Max Richter (b. 1966)
On the Nature of Daylight (6:14)

If you've attended many orchestra concerts, you've probably experienced musical déjà-vu: "I've heard this somewhere before, right?" Thanks to Looney Toons, car commercials, and just about any indie film house, classical masterworks have been recycled time and time again decades and centuries after their premiere (some would say a little too much). Even if you've never seen a Wagner opera in your life, there is little doubt you could recognize Ride of the Valkeries.

Since the very earliest days of film making, movie music has been a thriving economy. Today, the most-known living composers work closely with filmmakers to create original orchestral scores for epic movies. Less common is the reverse: films whose scenes are directly influenced by an existing piece of contemporary music. 

Max Richter's On the Nature of Daylight first appeared on the composer's 2004 album The Blue Notebooks, written in protest of the 2003 invasion of Iraq. Record sales were so low at the time Richter and his family were forced to leave their English home. Now, the cinematic work has appeared in films such as  Arrival (2016), Stranger than Fiction (2006), Shutter Island (2010), Disconnect (2012), Jiro Dreams of Sushi (2012), The Face of an Angel (2014), The Innocents (2016), and Togo (2019). This doesn't include the many television credits for this one six-minute work or the 2018 music video starring Elisabeth Moss. 
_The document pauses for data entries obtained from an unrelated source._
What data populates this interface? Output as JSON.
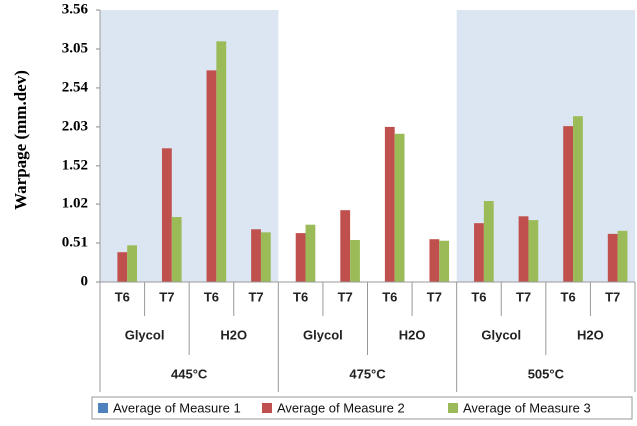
{
  "chart_data": {
    "type": "bar",
    "y_label": "Warpage (mm.dev)",
    "categories": [
      "T6",
      "T7",
      "T6",
      "T7",
      "T6",
      "T7",
      "T6",
      "T7",
      "T6",
      "T7",
      "T6",
      "T7"
    ],
    "subgroups": [
      "Glycol",
      "H2O",
      "Glycol",
      "H2O",
      "Glycol",
      "H2O"
    ],
    "groups": [
      "445°C",
      "475°C",
      "505°C"
    ],
    "series": [
      {
        "name": "Average of Measure 1",
        "color": "#4f81bd",
        "values": [
          null,
          null,
          null,
          null,
          null,
          null,
          null,
          null,
          null,
          null,
          null,
          null
        ]
      },
      {
        "name": "Average of Measure 2",
        "color": "#c0504d",
        "values": [
          0.39,
          1.75,
          2.77,
          0.69,
          0.64,
          0.94,
          2.03,
          0.56,
          0.77,
          0.86,
          2.04,
          0.63
        ]
      },
      {
        "name": "Average of Measure 3",
        "color": "#9bbb59",
        "values": [
          0.48,
          0.85,
          3.15,
          0.65,
          0.75,
          0.55,
          1.94,
          0.54,
          1.06,
          0.81,
          2.17,
          0.67
        ]
      }
    ],
    "ylim": [
      0,
      3.56
    ],
    "yticks": [
      0,
      0.51,
      1.02,
      1.52,
      2.03,
      2.54,
      3.05,
      3.56
    ],
    "shaded_groups": [
      0,
      2
    ],
    "shade_color": "#dce6f2"
  }
}
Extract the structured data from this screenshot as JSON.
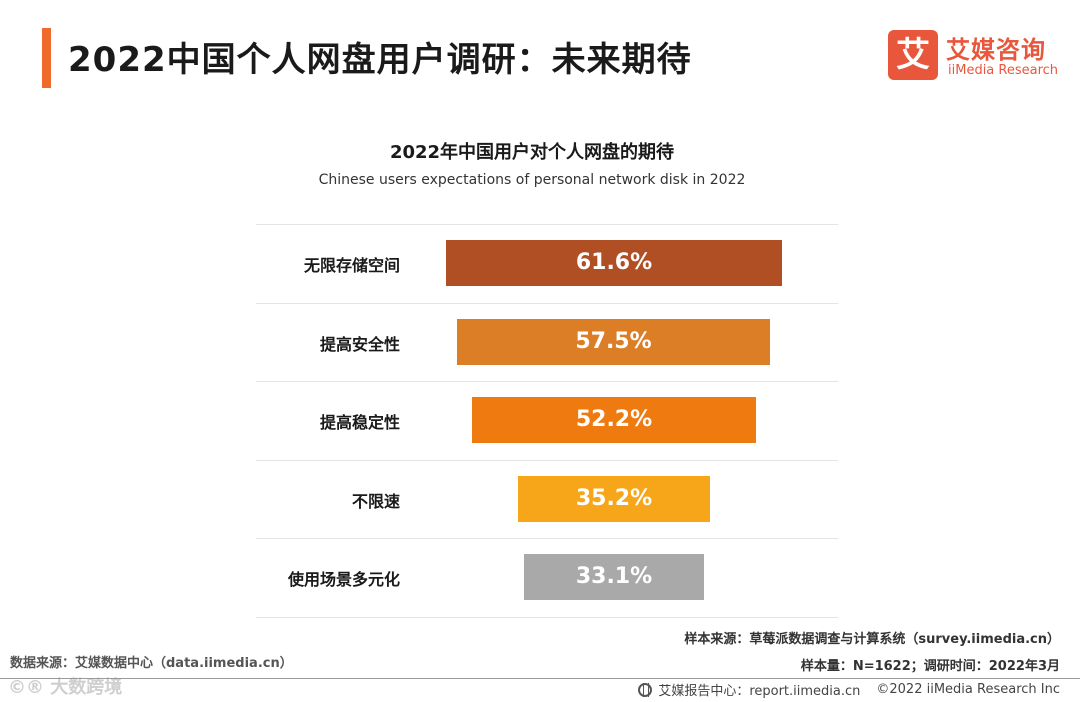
{
  "header": {
    "title": "2022中国个人网盘用户调研：未来期待",
    "accent_color": "#f06a2c"
  },
  "logo": {
    "mark": "艾",
    "name_cn": "艾媒咨询",
    "name_en": "iiMedia Research",
    "color": "#e8563b"
  },
  "chart_data": {
    "type": "bar",
    "orientation": "horizontal",
    "title": "2022年中国用户对个人网盘的期待",
    "subtitle": "Chinese users expectations of personal network disk in 2022",
    "categories": [
      "无限存储空间",
      "提高安全性",
      "提高稳定性",
      "不限速",
      "使用场景多元化"
    ],
    "values": [
      61.6,
      57.5,
      52.2,
      35.2,
      33.1
    ],
    "labels": [
      "61.6%",
      "57.5%",
      "52.2%",
      "35.2%",
      "33.1%"
    ],
    "colors": [
      "#b04e24",
      "#dc7e25",
      "#ee7a10",
      "#f7a519",
      "#a9a9a9"
    ],
    "unit": "%",
    "xlim": [
      0,
      100
    ],
    "bar_alignment": "centered"
  },
  "source": {
    "left": "数据来源：艾媒数据中心（data.iimedia.cn）",
    "sample_source": "样本来源：草莓派数据调查与计算系统（survey.iimedia.cn）",
    "sample_info": "样本量：N=1622；调研时间：2022年3月"
  },
  "watermark": "©® 大数跨境",
  "footer": {
    "center": "艾媒报告中心：report.iimedia.cn",
    "copyright": "©2022 iiMedia Research Inc"
  }
}
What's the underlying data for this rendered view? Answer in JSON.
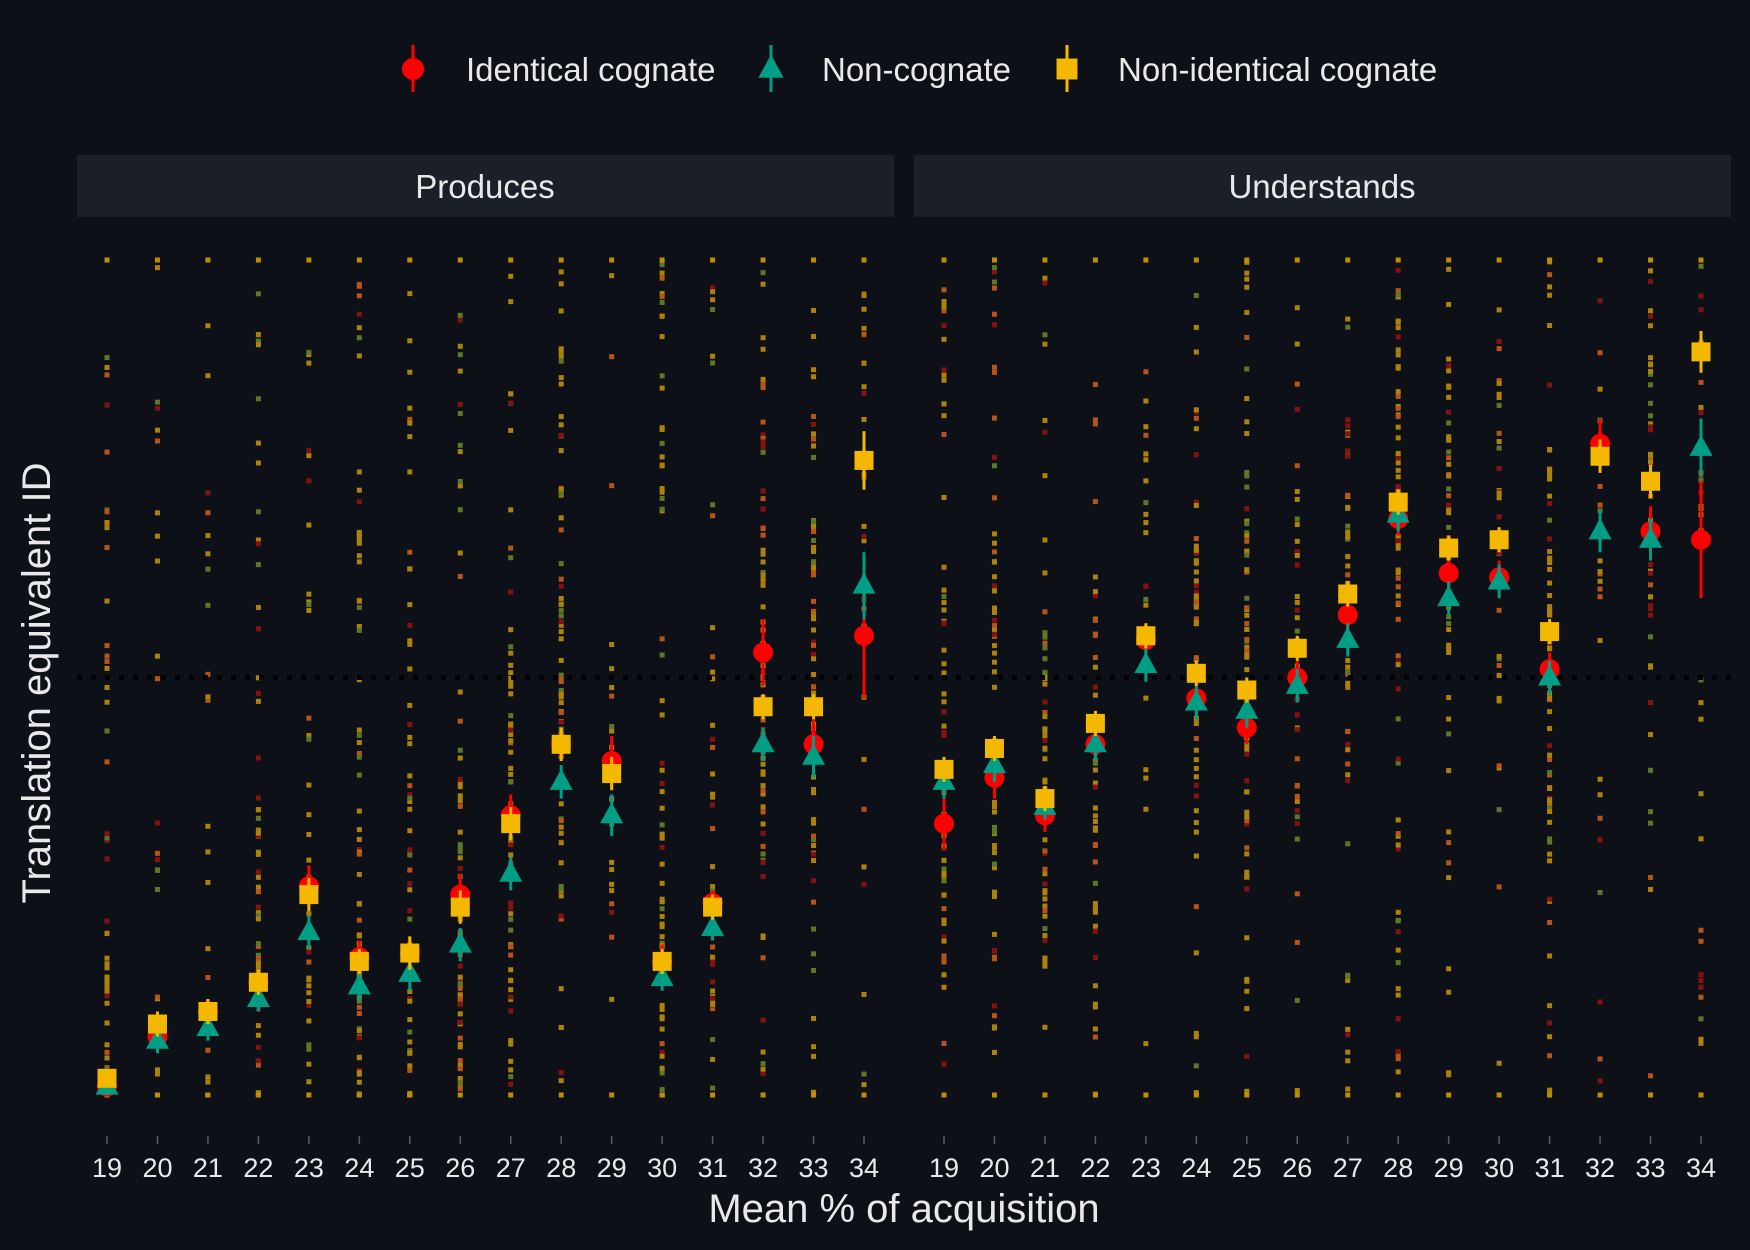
{
  "chart_data": {
    "type": "scatter",
    "xlabel": "Mean % of acquisition",
    "ylabel": "Translation equivalent ID",
    "x_ticks": [
      "19",
      "20",
      "21",
      "22",
      "23",
      "24",
      "25",
      "26",
      "27",
      "28",
      "29",
      "30",
      "31",
      "32",
      "33",
      "34"
    ],
    "ylim": [
      -1,
      1
    ],
    "reference_line_y": 0,
    "grid": false,
    "legend_position": "top",
    "legend": [
      {
        "name": "Identical cognate",
        "color": "#ff0000",
        "shape": "circle"
      },
      {
        "name": "Non-cognate",
        "color": "#009e85",
        "shape": "triangle"
      },
      {
        "name": "Non-identical cognate",
        "color": "#f5b800",
        "shape": "square"
      }
    ],
    "facets": [
      {
        "title": "Produces",
        "series": [
          {
            "name": "Identical cognate",
            "x": [
              19,
              20,
              21,
              22,
              23,
              24,
              25,
              26,
              27,
              28,
              29,
              30,
              31,
              32,
              33,
              34
            ],
            "y": [
              -0.98,
              -0.86,
              -0.8,
              -0.73,
              -0.5,
              -0.67,
              -0.66,
              -0.52,
              -0.33,
              -0.16,
              -0.2,
              -0.68,
              -0.54,
              0.06,
              -0.16,
              0.1
            ],
            "err": [
              0.02,
              0.03,
              0.03,
              0.03,
              0.05,
              0.04,
              0.04,
              0.05,
              0.05,
              0.04,
              0.06,
              0.04,
              0.03,
              0.08,
              0.06,
              0.15
            ]
          },
          {
            "name": "Non-cognate",
            "x": [
              19,
              20,
              21,
              22,
              23,
              24,
              25,
              26,
              27,
              28,
              29,
              30,
              31,
              32,
              33,
              34
            ],
            "y": [
              -0.98,
              -0.87,
              -0.84,
              -0.77,
              -0.61,
              -0.74,
              -0.71,
              -0.64,
              -0.47,
              -0.25,
              -0.33,
              -0.72,
              -0.6,
              -0.16,
              -0.19,
              0.22
            ],
            "err": [
              0.02,
              0.03,
              0.03,
              0.03,
              0.04,
              0.04,
              0.04,
              0.04,
              0.04,
              0.04,
              0.05,
              0.03,
              0.03,
              0.04,
              0.05,
              0.08
            ]
          },
          {
            "name": "Non-identical cognate",
            "x": [
              19,
              20,
              21,
              22,
              23,
              24,
              25,
              26,
              27,
              28,
              29,
              30,
              31,
              32,
              33,
              34
            ],
            "y": [
              -0.96,
              -0.83,
              -0.8,
              -0.73,
              -0.52,
              -0.68,
              -0.66,
              -0.55,
              -0.35,
              -0.16,
              -0.23,
              -0.68,
              -0.55,
              -0.07,
              -0.07,
              0.52
            ],
            "err": [
              0.02,
              0.03,
              0.03,
              0.03,
              0.04,
              0.03,
              0.04,
              0.04,
              0.04,
              0.04,
              0.04,
              0.03,
              0.03,
              0.03,
              0.03,
              0.07
            ]
          }
        ]
      },
      {
        "title": "Understands",
        "series": [
          {
            "name": "Identical cognate",
            "x": [
              19,
              20,
              21,
              22,
              23,
              24,
              25,
              26,
              27,
              28,
              29,
              30,
              31,
              32,
              33,
              34
            ],
            "y": [
              -0.35,
              -0.24,
              -0.33,
              -0.16,
              0.09,
              -0.05,
              -0.12,
              0.0,
              0.15,
              0.38,
              0.25,
              0.24,
              0.02,
              0.56,
              0.35,
              0.33
            ],
            "err": [
              0.06,
              0.05,
              0.04,
              0.04,
              0.04,
              0.04,
              0.04,
              0.04,
              0.04,
              0.04,
              0.04,
              0.04,
              0.04,
              0.06,
              0.06,
              0.14
            ]
          },
          {
            "name": "Non-cognate",
            "x": [
              19,
              20,
              21,
              22,
              23,
              24,
              25,
              26,
              27,
              28,
              29,
              30,
              31,
              32,
              33,
              34
            ],
            "y": [
              -0.25,
              -0.21,
              -0.31,
              -0.16,
              0.03,
              -0.06,
              -0.08,
              -0.02,
              0.09,
              0.39,
              0.19,
              0.23,
              0.0,
              0.35,
              0.33,
              0.55
            ],
            "err": [
              0.04,
              0.04,
              0.03,
              0.04,
              0.04,
              0.04,
              0.04,
              0.04,
              0.04,
              0.04,
              0.04,
              0.04,
              0.04,
              0.05,
              0.05,
              0.07
            ]
          },
          {
            "name": "Non-identical cognate",
            "x": [
              19,
              20,
              21,
              22,
              23,
              24,
              25,
              26,
              27,
              28,
              29,
              30,
              31,
              32,
              33,
              34
            ],
            "y": [
              -0.22,
              -0.17,
              -0.29,
              -0.11,
              0.1,
              0.01,
              -0.03,
              0.07,
              0.2,
              0.42,
              0.31,
              0.33,
              0.11,
              0.53,
              0.47,
              0.78
            ],
            "err": [
              0.03,
              0.03,
              0.03,
              0.03,
              0.03,
              0.03,
              0.03,
              0.03,
              0.03,
              0.03,
              0.03,
              0.03,
              0.03,
              0.04,
              0.04,
              0.05
            ]
          }
        ]
      }
    ]
  }
}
On the Nature of Daylight has been used in film and television to provoke an almost ethereal calm, despite the composer calling the entire project a meditation on war and violence. The first track of The Blue Notebooks includes narration from Franz Kafka's The Blue Octavo Notebooks

“Everyone carries a room about inside him. This fact can even be proved by means of the sense of hearing. If someone walks fast and one pricks up one’s ears and listens, say in the night, when everything round about is quiet, one hears, for instance, the rattling of a mirror not quite firmly fastened to the wall.”